The shock of just how different PT school would be from undergrad is something that hit me hard and quick. Throughout grade school and high school, I was always a pretty smart kid. I enjoyed doing homework and learning, school was never very difficult for me. I ended up graduating from high school just a few credits short of earning my associate’s, I was one of those students. When I got to Florida International University for undergrad, there was a bit of adjusting. I found myself studying more and having to apply myself more than I ever had previously but I still did well without putting forth maximal effort. (In hindsight, I should have taken it a bit more seriously and because I didn’t, I retook some classes before my acceptance to UMPT. But hey, I ended up just where I wanted to be so I’m not stressing it!) But then, I started PT school and anything less than high gear wasn’t going to cut it! Settling into PT school was something I didn’t quite perfect until about a year in, and that’s still debatable, but I surely had to make adjustments quickly!
So, what was so different?
Free time doesn’t feel like free time
Until anatomy, I never had felt so guilty turning Netflix on ever in my life. A new season of Orange is the New Black came out on Netflix the week of our second exam, I told myself I was allowed only one episode a day and only if I had completed “X” hours of studying before it. I would literally watch the episode with a constant little voice in the back of my head reminding me of all of the productive things I could be doing…even if I had been productive ALL day! It took me some adjusting to allow myself to enjoy free time, and plan time into my busy weeks where I could just sit back and turn on Netflix. This became a lot easier once I started to feel like I was doing better in my classes.
Free time might not actually even exist
So unless it was a break between semesters free time never truly existed. Yes, I made sure to give myself time blocks to be as unproductive as possible but by no means was that synonymous with free time. In my program, there was never a time where my to-do list was blank. There was always another quiz coming up, a daunting week of midterms/finals lurking ahead, or housekeeping kind of things to do. But just as I scheduled time for myself to grocery shop, cook, eat, workout, and sleep I scheduled myself “free time.” I may or may not have had days where I binge watched Grey’s Anatomy for 5 hours just because it was a rough week. But hey, I earned some fake free time!
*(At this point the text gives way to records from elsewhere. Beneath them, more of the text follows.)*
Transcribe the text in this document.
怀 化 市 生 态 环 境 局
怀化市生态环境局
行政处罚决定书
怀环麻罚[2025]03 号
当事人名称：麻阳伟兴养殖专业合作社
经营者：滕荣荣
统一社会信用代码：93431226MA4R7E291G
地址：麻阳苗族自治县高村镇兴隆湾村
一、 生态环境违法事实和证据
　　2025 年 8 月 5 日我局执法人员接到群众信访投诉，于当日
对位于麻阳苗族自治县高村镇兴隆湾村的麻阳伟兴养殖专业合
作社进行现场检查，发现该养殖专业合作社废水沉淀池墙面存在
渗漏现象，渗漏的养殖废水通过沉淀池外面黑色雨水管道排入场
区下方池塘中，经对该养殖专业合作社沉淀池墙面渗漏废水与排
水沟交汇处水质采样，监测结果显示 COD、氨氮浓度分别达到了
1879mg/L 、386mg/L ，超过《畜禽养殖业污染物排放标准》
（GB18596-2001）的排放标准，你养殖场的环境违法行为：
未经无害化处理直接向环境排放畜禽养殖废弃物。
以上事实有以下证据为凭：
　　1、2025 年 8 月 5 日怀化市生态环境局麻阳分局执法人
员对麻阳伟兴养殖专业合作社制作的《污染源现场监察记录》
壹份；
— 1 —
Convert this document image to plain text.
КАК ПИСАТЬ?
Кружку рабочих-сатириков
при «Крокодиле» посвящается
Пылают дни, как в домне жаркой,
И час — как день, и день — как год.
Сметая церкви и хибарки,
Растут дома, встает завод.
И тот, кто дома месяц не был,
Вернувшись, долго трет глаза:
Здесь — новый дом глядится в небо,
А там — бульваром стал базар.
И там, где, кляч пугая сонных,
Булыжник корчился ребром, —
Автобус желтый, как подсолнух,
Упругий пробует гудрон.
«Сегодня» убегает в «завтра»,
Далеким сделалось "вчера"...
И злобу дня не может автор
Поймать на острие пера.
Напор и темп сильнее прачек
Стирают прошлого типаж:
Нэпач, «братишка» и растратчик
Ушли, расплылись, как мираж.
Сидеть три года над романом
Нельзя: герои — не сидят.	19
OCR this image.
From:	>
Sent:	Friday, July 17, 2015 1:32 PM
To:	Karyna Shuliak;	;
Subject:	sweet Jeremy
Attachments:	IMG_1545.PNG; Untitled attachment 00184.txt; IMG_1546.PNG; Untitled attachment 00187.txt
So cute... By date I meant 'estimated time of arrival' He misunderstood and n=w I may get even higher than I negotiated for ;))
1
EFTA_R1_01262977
Studying is not a night before kind of thing
Unless you’re trying to make yourself miserable or you’re a super genius, studying the night before just won’t slide anymore at the graduate level. I personally found myself studying practically every day! And when a big test was coming up the studying turned into high gear a few days prior and an all-out stress fest the night before. In undergrad, I was such a last-minute studier! One specific time I recall is going out to a Halloween party, making it home around 3 A.M., taking a shower and 2-hour nap then waking up to cram for an 8 A.M. exam…. Yeah, I can’t say I’m not proud of the fact I still did well on that exam but I could never and would never try to pull that off in PT school!
The content wasn’t unbearably unrelatable, finally
At last! Class wasn’t just a place to sit and scroll through social media anymore. It’s such a nice change to finally enjoy what’s being presented to you. No more microbiology of a plant or statistics. Seriously, who thought we’d need two courses of statistics to become a physical therapist? Or physics… do not even get me started. But yes, finally the content of our courses was relevant, interesting, and challenging in a way that made me want to understand everything. There’s something so much better about learning when you’re passionate about the subject. I complained a lot about all of the studying I had to do and some pretty dry lectures but everything I learned in PT school was so much more interesting than undergrad! Now out on clinicals I can actually see a lot of the things I’ve learned come to life. How cool!
Motivation blossomed out of me
And naturally, with all of the above being said I was truly motivated. Motivated to learn, to understand, to do well. I have always been one to set high standards for myself and do well in school but the stakes got higher. I was motivated to understand everything so that I can go out there and be an amazing PT that represents “The U” well!
The transition from undergrad to PT school wasn’t something that happened over night after the first day of classes, or after the first semester even. I spent a lot of time toying with my schedule, study habits, and work-life balance to ensure I was giving myself a fair shot at doing well and not becoming an insane homebody. Looking back, I think I did a pretty decent job! Now… how do I balance my life as a real adult with no school when that time comes?! I guess I’ll just have to settle in again.